One of the new challenges CIOs and CTOs must now tackle is proving that their organization’s data is ready to fuel an ever-growing number of AI initiatives. Hurdles to such efforts include significant differences between AI-ready data requirements and traditional data management, said Donie Lochan, CIO at technology services provider Ahead Systems.
For example, Lochan said, most governance frameworks weren’t designed for what AI does in production. “They were built for approvals before deployment,” he explained. Yet with AI, governance must continue after deployment.
“In traditional governance, when a near miss happens, the process is to convene a review committee,” Lochan said. By the time they meet, however, their AI could have already made thousands of additional decisions.
A better approach, he argued, is to treat every incident as a signal to tighten the architecture itself, update the guardrails, adjust the escalation thresholds, and narrow the decision rights. “Then governance stops being a process and becomes a living system,” he explained.
AI systems should be governed in the same way we govern production software: with observability, audit trails, escalation procedures, and clearly defined ownership, said Filip Popovic, CTO at sales intelligence and data collection platform ZoomInfo.
“The reality is that near misses and failures are inevitable, so the goal is not to eliminate them entirely, but to ensure they’re detected quickly,” he advised.
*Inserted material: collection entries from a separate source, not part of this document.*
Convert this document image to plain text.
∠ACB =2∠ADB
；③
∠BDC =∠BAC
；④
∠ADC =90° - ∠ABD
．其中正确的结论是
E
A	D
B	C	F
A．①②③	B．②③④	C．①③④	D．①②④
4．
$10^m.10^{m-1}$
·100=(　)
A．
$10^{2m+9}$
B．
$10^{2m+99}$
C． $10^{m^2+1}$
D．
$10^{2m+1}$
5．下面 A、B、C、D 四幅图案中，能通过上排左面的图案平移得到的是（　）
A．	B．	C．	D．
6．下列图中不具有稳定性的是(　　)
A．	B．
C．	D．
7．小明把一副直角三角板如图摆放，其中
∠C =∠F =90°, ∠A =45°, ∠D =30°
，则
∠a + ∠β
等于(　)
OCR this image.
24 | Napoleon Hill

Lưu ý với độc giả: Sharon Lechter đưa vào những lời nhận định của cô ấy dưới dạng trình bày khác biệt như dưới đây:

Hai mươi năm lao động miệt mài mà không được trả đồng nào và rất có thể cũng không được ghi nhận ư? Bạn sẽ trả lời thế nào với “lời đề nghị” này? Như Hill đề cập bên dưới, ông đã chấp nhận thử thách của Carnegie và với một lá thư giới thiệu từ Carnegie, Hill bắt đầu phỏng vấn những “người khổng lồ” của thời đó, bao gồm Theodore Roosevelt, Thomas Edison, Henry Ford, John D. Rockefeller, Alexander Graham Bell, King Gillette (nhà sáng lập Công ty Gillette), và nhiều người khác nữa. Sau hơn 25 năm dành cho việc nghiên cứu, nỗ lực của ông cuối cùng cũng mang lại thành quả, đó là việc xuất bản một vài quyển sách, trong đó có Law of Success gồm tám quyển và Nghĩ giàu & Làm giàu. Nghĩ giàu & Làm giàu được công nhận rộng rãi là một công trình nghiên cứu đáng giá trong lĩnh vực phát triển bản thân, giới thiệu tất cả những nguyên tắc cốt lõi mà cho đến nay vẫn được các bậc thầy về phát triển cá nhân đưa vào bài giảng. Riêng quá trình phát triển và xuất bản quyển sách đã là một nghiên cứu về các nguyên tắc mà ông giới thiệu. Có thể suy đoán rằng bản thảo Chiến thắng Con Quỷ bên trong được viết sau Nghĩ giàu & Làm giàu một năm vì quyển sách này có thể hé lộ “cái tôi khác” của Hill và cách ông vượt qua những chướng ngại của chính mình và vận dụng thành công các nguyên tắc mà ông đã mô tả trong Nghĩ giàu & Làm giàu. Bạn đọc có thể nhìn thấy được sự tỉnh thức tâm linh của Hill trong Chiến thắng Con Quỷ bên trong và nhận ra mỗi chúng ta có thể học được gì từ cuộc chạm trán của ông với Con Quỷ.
Containment of such issues can then be used to improve the system. “Additionally, every AI-driven recommendation or action should be traceable back to the data, signals, and reasoning that produced it.”
AI-driven decisions vs real-world complexities
To address post-deployment AI governance issues, CIOs and CTOs need clear lineage and objective trust signals so they can triage whether the issue stems from the model, workflow, permissions, deprecated data, poor business definitions, or broken data pipelines, said Sam Pierson, CTO with data quality and analytics solutions provider Qlik.
Trust breaks down when people experience inconsistent outcomes or feel that AI-driven decisions aren’t accounting for real-world complexities, said Parijat Jauhari, CTO at SaaS advisory firm LRN. “The most effective organizations recognize that AI governance isn’t just a matter of adoption, it’s also a leadership and culture challenge,” he explained. “When legal, compliance, HR, and technology teams work together, they can evaluate decisions through multiple lenses.”
If, for example, an AI system generates outreach based on customer intent data, and the legal department raises concerns about compliance or privacy requirements, there needs to be a governance model in which engineering, legal, security, and business stakeholders jointly define acceptable behavior, Popovic said. “Similarly, if the sales department wants to automate actions that the customer success department believes may negatively impact existing relationships, there must be a clear escalation framework.”
He added that rather than creating new problems, AI often exposes organizational alignment problems that already existed but were previously hidden by slower manual processes.
The slow rhythm of governance frameworks
AI cannot be retrofitted into governance models built for quarterly review cycles, Pierson warned.
“Traditional governance frameworks were designed for a slower business rhythm, where decisions could be reviewed in batches, exceptions could be analyzed after the fact, and accountability could be documented retrospectively,” he explained.
Pierson noted that AI doesn’t operate at such a cadence: “It’s continuous, dynamic, and increasingly embedded in live business decisions.” By the time an issue shows up in a quarterly report, the organization will have likely already acted on flawed data, repeated a bad recommendation, or expanded a small governance gap into a larger operational problem.
The governance perimeter must therefore expand to cover data we never previously curated, said Olga Kupriyanova, director of AI and data engineering at technology research advisory firm ISG. “That doesn’t mean boiling the ocean; it means deciding deliberately which dark data becomes a trusted source, which gets cleaned up, and which gets walled off from AI entirely.”
All of this is brought under the same definitions and boundaries applied to the core.
Handling skepticism with discipline
Transparency is key to combating internal resistance, Lochan said. “If you try to minimize or hide the inconsistency, you only deepen skepticism,” he warned. “What rebuilds trust is showing people exactly what went wrong, what the system did, and what you’ve changed so it won’t happen the same way again.”
The companies pulling ahead aren’t only spending on AI, they’re allocating capital differently, moving fast on what works, and exiting from what doesn’t before it becomes a liability, Lochan said. “Similarly, the CIOs and CTOs who treat governance as a continuous design discipline, rather than a compliance exercise, will be the ones who will ultimately win.”
The organizations that see the greatest success treat AI as a business transformation initiative rather than as a software implementation project, Popovic said. “They invest equally in data quality, governance, organizational alignment, and change management,” he stated. Long-term winners will not necessarily be companies with the most advanced models. “They will be the companies that create the highest level of trust between humans, systems, and AI-driven decision-making.”
Failure as a learning lesson
Leaders should deal with AI failure in the same way they would want a technology analyst to deal with failure, Kupriyanova said.
“When a good analyst makes a mistake — whether they catch it themself or someone points it out to them — they take it, learn from it, and get better,” she explained. A bad leader, meanwhile, takes offense. “AI has to behave like a good analyst, except at scale, and it has to really learn.”